Here are three ways to help protect your remote workers and secure your organization’s data
1. Device Level Encryption
For many years, encryption has been a standard practice to help protect sensitive data from prying eyes. However, not all devices have device-level encryption settings turned on as a default. If you are an organization that is beholden to compliance, encryption helps to meet those requirements. With added endpoint security, you will have device management, centralized deployment, policy administration, and audit reporting capabilities for all devices associated with your network. This means that if a remote worker’s device becomes compromised, your company’s sensitive data will remain safe, and the infection will be isolated from the rest of your corporate network.
2. Managed Security
Security applications and devices, such as firewalls and Virtual Private Networks (VPNs), are an integral part of any layered security environment. Although these systems generally prevent unauthorized access to and from your network, the virtual alerts and threat identification that they provide usually remain unmonitored. To be effective, remote workers need to have confidence in their data protection systems when signing into their respective networks. Having 24/7 managed security affords your organization a more vigorous defence against potential threat actors. With Jolera’s layered managed security approach, your organization will have real-time alerting on threats filtered through our Security Information Event Management (SIEM) system. In addition to automated protection, live agents will analyze and remediate these threats through our Network Operations Centre (NOC) and Security Operations Centre (SOC).
3. Mobile Device Management
Mobile device management (MDM) enables organizations to ensure its remote workers’ data is always protected. The great thing about MDM is that it can integrate with services such as Office 365 and the Active Directory to control who has access and what they have access to within your network. MDM solutions also provide the ability to set rules and configure settings on personal devices to allow users to securely access company data and networks. MDM can deploy and authenticate apps on devices, both on-premises and remotely.

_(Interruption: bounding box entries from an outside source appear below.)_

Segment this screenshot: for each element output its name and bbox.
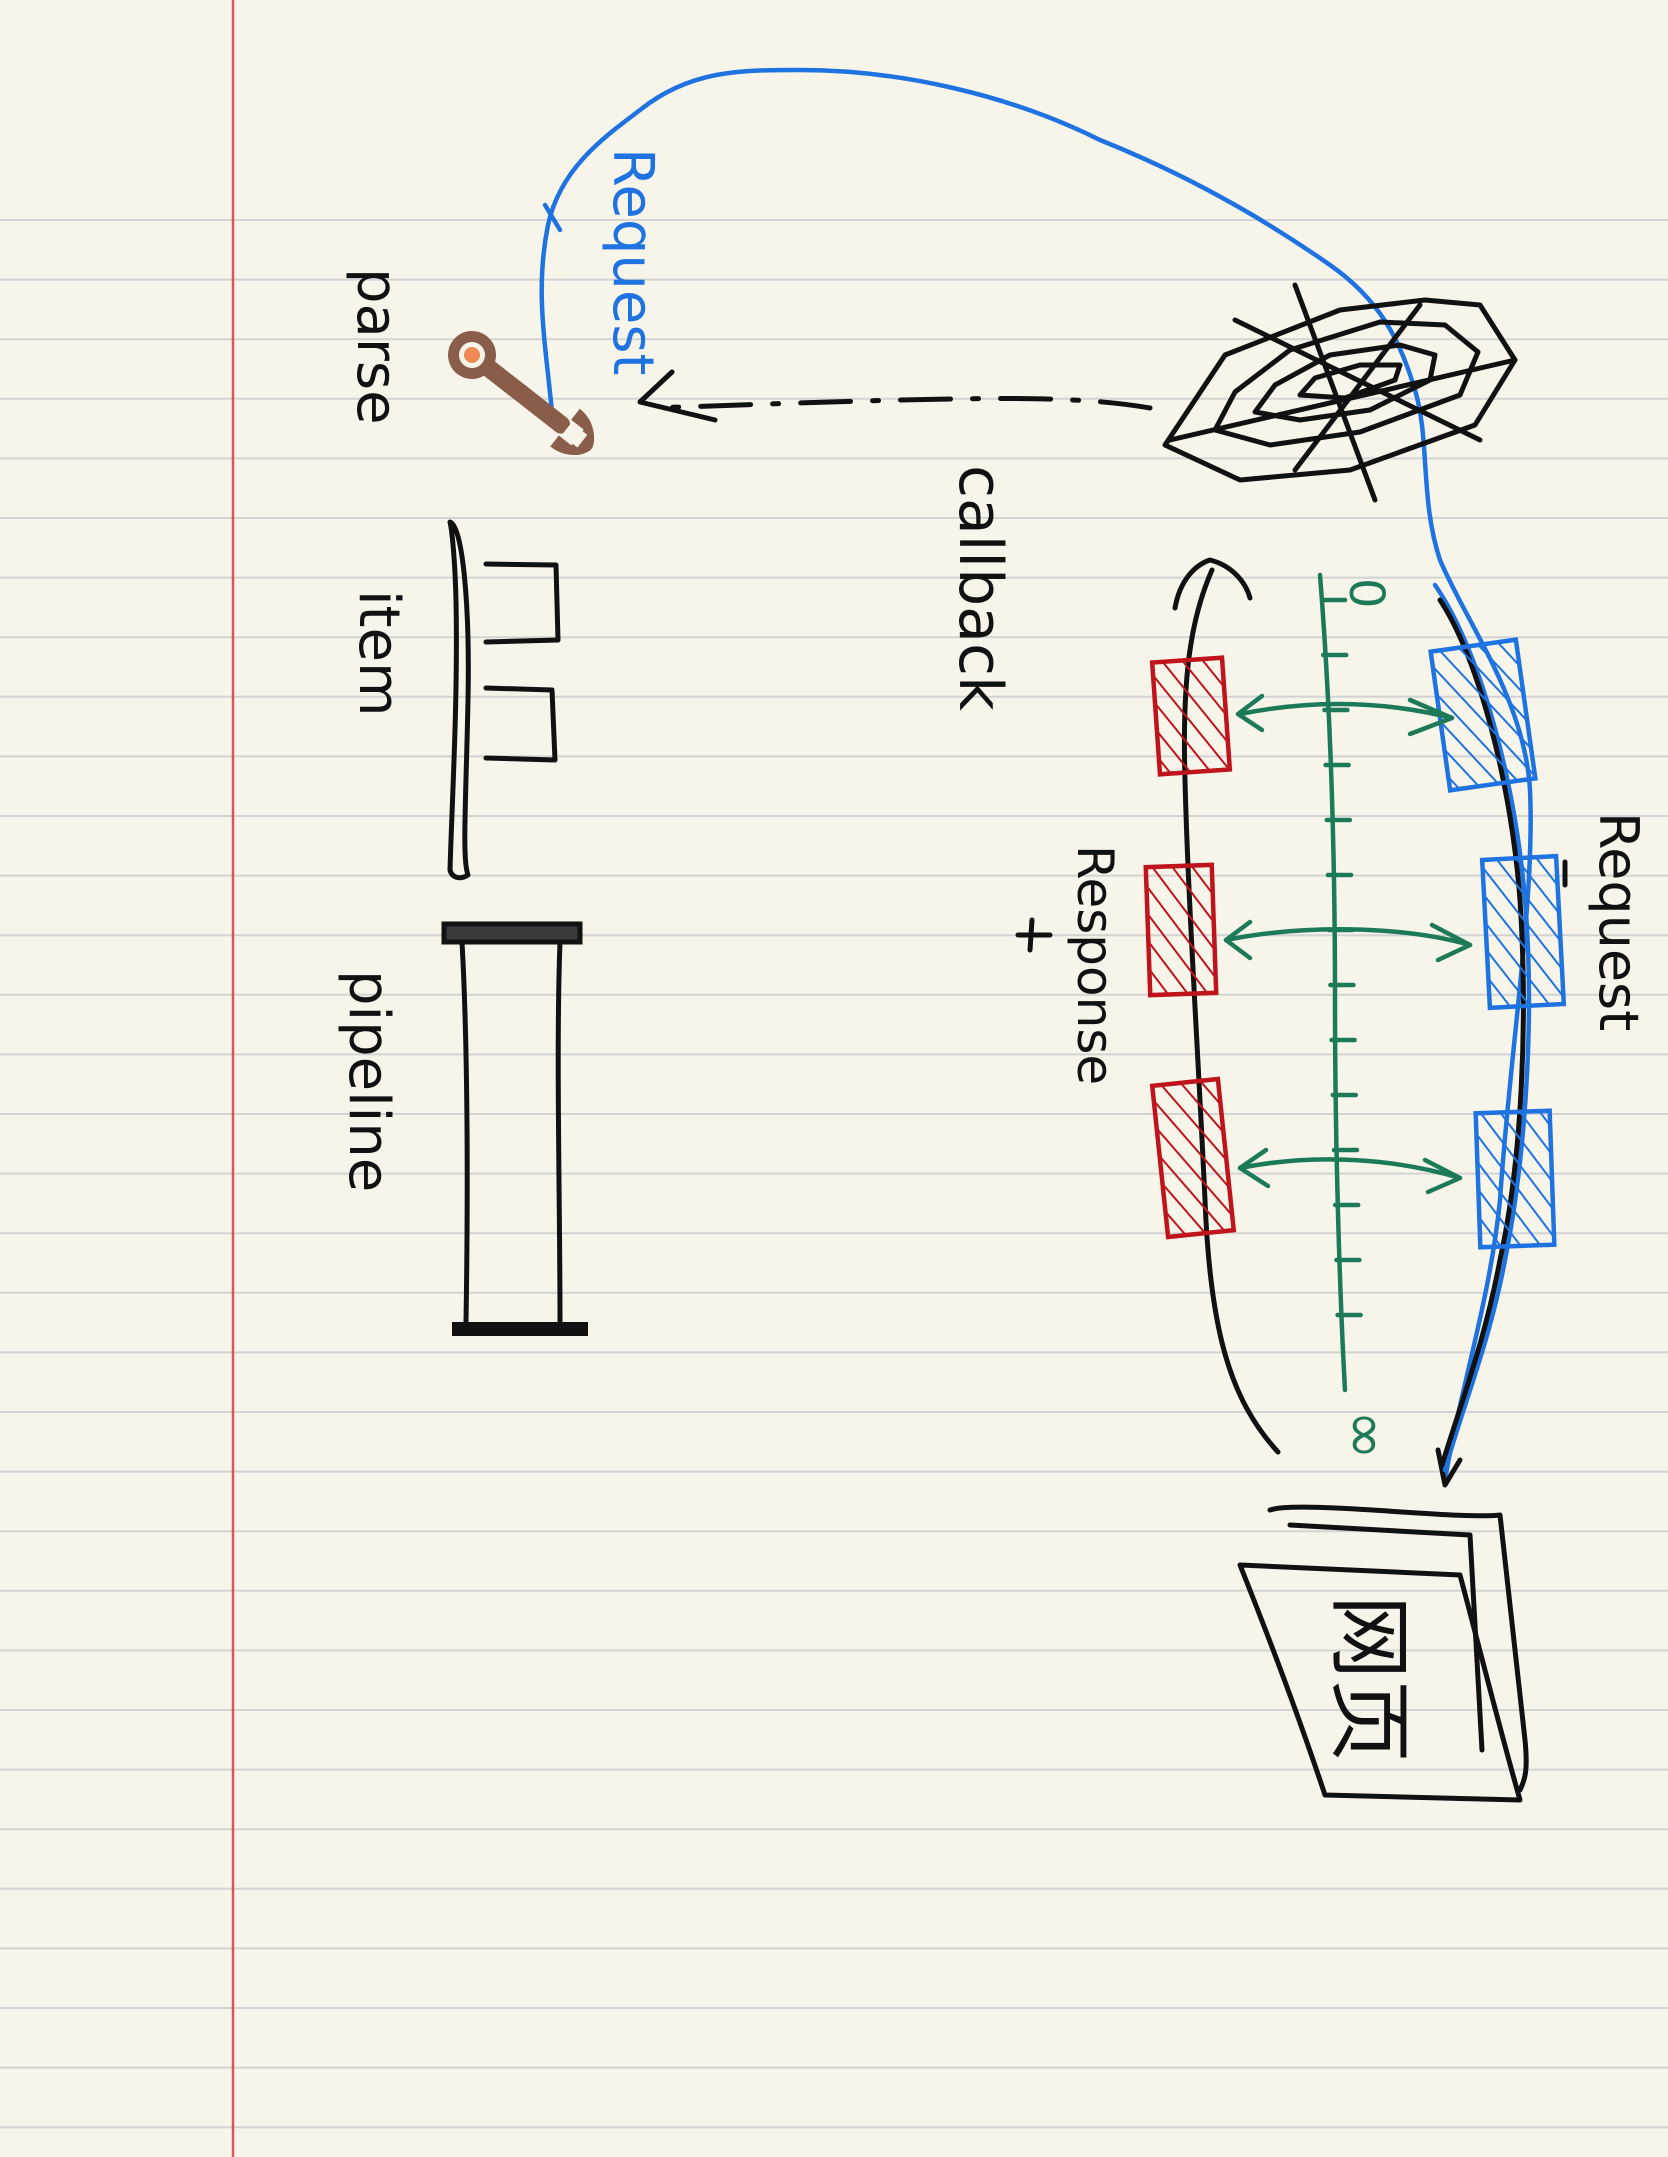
request-block	[1473, 1108, 1557, 1250]
response-label: Response	[1066, 845, 1124, 1085]
queue-end-label: ∞	[1331, 1410, 1401, 1460]
pipeline-label: pipeline	[336, 970, 401, 1192]
request-arc	[539, 67, 1533, 1483]
queue-start-label: 0	[1338, 578, 1394, 609]
item-label: item	[346, 590, 411, 717]
callback-arrow	[649, 395, 1153, 411]
parse-label: parse	[344, 268, 409, 425]
request-block	[1479, 853, 1567, 1011]
spider-web-icon	[1162, 282, 1518, 503]
item-shelf	[447, 519, 561, 881]
request-label-top: Request	[600, 148, 665, 375]
exchange-arrows	[1223, 693, 1473, 1195]
request-arc-tick	[542, 202, 563, 233]
response-block	[1143, 862, 1219, 998]
callback-label: callback	[945, 465, 1015, 711]
queue-axis	[1317, 572, 1348, 1393]
ruled-lines	[0, 219, 1668, 2129]
webpage-icon	[1237, 1504, 1529, 1803]
response-block	[1149, 1076, 1237, 1240]
webpage-label: 网页	[1320, 1595, 1418, 1763]
wrench-icon	[448, 331, 595, 456]
response-curve-arrowhead	[1172, 557, 1253, 611]
request-arrowhead-bottom	[1435, 1447, 1463, 1488]
callback-arrowhead	[637, 369, 718, 423]
response-block	[1149, 655, 1233, 777]
request-label-right: Request	[1587, 812, 1650, 1031]
response-tick	[1015, 917, 1053, 953]
pipeline-icon	[441, 921, 588, 1336]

When deployed properly, MDM can increase the security of devices tenfold by pushing certificates to devices that are in the field, while preparing reports on these users and their devices for compliance purposes. It can also remotely wipe the device if it’s found that the device has been lost or stolen or deemed not in use by the organization.
Each of these security layers can help to protect sensitive data from breaches and threat actors. Managing a remote IT environment means that organizations require a 24/7/365 approach that includes monitoring, support, troubleshooting, maintenance, reporting and asset management for all end-user devices. The need for remote support and network security has become an essential part of business operations.